Section 7B, “Counterfeit beardcoin”

  • The rule model should be able to express the idea that 7B expands the application of the offense in 7A (even though 7B purports to be about a defense to the offense in 7A). While 7A prohibits transferring “a beardcoin”, 7B adds a prohibition against transferring “a counterfeit beardcoin”.

Section 8, “Notice to remedy”

  • The rule model should be able to take a position on whether the issuance of a notice to remedy is a precondition to a conviction of the offense of unlawfully wearing a beard.
  • The rule model should be able to take a position on whether the defendant’s noncompliance with the notice to remedy is a precondition to a conviction (or whether noncompliance is only a precondition to a penalty for the conviction, under Section 9(3)).
  • The rule model should be able to avoid taking a position on the two questions above, if those issues haven’t been definitively decided yet.

Section 9, “Penalties”

  • The rule model should indicate a concept of “penalties” as a subset of “remedies”, representing acts that a court can take because it has found that the elements of a cause of action were established.
  • The rule model should be able to handle facts that aren’t needed to support a conviction, but that do determine aspects of the penalty for the conviction (in this case, whether the defendant has been convicted of a prior offense).
  • The rule model should describe the judge’s discretion to impose a fine, imprisonment, or both.

Section 10, “Purpose of Part 4”

  • This “purpose” provision should be linked to Part 4, so that the affected sections are a subset of the sections affected by the purpose provision in Section 3.

Section 11, “Licensed repurchasers of beardcoin”

  • This section again describes how the Department of Beards can grant a legal privilege that can be used as a defense to a criminal prosecution, but unlike Section 6C, the model will have to capture the fact that the person who has received a privilege from the Department is not the same person who is in jeopardy of prosecution.

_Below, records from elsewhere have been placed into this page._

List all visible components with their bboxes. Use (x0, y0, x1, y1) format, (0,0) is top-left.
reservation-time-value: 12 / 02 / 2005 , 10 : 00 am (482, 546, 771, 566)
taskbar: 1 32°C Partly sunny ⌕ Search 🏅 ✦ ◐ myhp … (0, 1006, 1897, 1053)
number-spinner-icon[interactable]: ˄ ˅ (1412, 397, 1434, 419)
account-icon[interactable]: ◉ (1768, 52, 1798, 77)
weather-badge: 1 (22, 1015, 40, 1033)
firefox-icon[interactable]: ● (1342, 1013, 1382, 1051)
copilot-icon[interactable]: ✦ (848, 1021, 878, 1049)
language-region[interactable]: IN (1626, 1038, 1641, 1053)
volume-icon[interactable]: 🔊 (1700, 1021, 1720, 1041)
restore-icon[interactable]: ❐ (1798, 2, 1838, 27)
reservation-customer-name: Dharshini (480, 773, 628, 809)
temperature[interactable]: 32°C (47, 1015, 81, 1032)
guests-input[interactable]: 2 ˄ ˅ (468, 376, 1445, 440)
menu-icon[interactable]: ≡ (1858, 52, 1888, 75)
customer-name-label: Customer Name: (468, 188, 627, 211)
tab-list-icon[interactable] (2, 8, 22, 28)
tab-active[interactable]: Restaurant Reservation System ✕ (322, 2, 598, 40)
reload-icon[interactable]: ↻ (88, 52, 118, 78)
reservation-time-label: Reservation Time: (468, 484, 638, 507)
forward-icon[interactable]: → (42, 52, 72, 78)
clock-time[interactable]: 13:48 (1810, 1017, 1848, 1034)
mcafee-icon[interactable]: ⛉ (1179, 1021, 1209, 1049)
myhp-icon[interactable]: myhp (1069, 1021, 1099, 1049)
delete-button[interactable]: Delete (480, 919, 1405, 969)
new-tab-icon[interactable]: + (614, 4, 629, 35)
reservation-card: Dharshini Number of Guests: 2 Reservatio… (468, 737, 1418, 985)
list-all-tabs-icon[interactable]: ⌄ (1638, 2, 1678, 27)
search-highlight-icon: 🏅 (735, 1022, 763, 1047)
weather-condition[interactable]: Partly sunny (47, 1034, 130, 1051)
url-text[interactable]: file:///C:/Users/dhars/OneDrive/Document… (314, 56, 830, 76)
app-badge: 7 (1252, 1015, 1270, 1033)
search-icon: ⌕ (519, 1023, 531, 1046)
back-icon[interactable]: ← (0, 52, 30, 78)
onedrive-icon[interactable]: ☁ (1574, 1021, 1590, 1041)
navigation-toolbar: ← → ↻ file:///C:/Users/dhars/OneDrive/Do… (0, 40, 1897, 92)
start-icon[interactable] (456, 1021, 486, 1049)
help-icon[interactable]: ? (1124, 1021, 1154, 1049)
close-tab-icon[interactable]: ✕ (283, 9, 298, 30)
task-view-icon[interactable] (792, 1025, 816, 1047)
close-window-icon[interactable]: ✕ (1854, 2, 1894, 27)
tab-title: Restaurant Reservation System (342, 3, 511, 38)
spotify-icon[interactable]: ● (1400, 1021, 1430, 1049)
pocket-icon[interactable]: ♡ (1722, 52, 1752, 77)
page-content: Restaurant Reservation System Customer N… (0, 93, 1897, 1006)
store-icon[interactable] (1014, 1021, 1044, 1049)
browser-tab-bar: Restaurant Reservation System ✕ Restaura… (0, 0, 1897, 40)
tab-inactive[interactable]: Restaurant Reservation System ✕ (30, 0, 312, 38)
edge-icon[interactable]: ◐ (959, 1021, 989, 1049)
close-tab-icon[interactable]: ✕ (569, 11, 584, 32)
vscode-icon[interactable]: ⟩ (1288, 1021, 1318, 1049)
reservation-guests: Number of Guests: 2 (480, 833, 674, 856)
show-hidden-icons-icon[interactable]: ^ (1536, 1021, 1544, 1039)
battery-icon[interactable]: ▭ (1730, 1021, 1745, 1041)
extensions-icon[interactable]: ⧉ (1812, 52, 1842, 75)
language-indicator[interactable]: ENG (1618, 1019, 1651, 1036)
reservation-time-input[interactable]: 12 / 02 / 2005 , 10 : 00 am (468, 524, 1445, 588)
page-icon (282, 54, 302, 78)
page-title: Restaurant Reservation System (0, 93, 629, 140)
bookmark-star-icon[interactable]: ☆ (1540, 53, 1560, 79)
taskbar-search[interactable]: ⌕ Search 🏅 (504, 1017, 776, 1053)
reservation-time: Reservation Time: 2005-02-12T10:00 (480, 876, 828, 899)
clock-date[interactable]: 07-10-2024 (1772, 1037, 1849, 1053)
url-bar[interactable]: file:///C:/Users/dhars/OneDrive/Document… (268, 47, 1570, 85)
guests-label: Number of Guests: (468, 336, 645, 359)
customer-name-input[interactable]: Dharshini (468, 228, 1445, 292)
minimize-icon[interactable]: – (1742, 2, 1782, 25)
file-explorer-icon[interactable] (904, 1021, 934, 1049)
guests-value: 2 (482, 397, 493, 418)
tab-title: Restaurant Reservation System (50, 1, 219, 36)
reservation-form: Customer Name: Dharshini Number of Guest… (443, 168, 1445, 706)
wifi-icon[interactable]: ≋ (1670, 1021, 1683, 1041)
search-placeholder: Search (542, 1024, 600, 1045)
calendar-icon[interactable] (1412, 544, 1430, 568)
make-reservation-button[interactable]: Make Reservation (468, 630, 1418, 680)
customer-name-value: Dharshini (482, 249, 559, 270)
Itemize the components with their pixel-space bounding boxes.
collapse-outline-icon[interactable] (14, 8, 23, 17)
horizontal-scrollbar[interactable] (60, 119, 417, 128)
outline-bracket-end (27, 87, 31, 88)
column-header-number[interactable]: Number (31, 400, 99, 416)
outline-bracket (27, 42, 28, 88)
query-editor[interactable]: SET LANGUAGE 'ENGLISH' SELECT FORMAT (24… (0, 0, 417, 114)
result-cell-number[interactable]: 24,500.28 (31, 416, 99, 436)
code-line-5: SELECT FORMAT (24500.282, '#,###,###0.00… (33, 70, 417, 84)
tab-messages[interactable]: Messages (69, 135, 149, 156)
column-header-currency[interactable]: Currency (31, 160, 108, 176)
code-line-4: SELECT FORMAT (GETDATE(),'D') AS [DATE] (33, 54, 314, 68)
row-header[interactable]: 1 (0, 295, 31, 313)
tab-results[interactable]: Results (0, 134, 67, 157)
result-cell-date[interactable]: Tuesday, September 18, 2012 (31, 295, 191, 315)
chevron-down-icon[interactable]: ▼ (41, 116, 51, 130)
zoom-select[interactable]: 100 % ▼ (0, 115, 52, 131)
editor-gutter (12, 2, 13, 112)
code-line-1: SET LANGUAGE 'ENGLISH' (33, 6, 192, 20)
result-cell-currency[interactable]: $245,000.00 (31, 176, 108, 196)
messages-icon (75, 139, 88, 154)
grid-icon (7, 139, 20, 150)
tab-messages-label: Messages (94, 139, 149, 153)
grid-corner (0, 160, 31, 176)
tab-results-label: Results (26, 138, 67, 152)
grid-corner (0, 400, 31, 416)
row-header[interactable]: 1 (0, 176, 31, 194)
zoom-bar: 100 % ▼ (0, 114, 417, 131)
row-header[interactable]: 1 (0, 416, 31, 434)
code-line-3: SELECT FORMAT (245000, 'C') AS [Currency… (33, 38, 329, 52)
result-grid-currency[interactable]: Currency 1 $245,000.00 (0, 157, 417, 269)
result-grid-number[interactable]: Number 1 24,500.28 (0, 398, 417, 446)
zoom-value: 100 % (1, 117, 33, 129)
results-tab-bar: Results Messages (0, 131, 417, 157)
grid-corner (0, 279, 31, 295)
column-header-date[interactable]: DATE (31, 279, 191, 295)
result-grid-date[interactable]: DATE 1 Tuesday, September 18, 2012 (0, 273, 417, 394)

Section 12, “Rate to be paid to repurchasers of beardcoin”

  • The rule model should be compatible with a description of the method for enforcing the payments from the Department (if any), even though no such description is given here, so that the description could be added later without needing to refactor the existing rule model.

Section 13, “Removal of GST from razors and shavers”

  • The rule model should make it possible for a section of this Act to modify the application of a provision of a different Act that was enacted at a different time.

Conclusion and Challenge

That’s 36 bullet points. So if we turned this rubric into a 36-point grading scale, are there any existing computational law systems that could score well on it? Do you have any suggestions for correcting or improving this rubric? Share your ideas on Twitter.


For another viewpoint on the requirements for a good legal rule model, check out this paper by Thomas Gordon et al.: “Rules and Norms: Requirements for Rule Interchange Languages in the Legal Domain”. It’s more abstract and it doesn’t specify how a rule model should perform on a particular dataset, but it’s more formal and it evaluates several data models that existed when the article was written in 2009.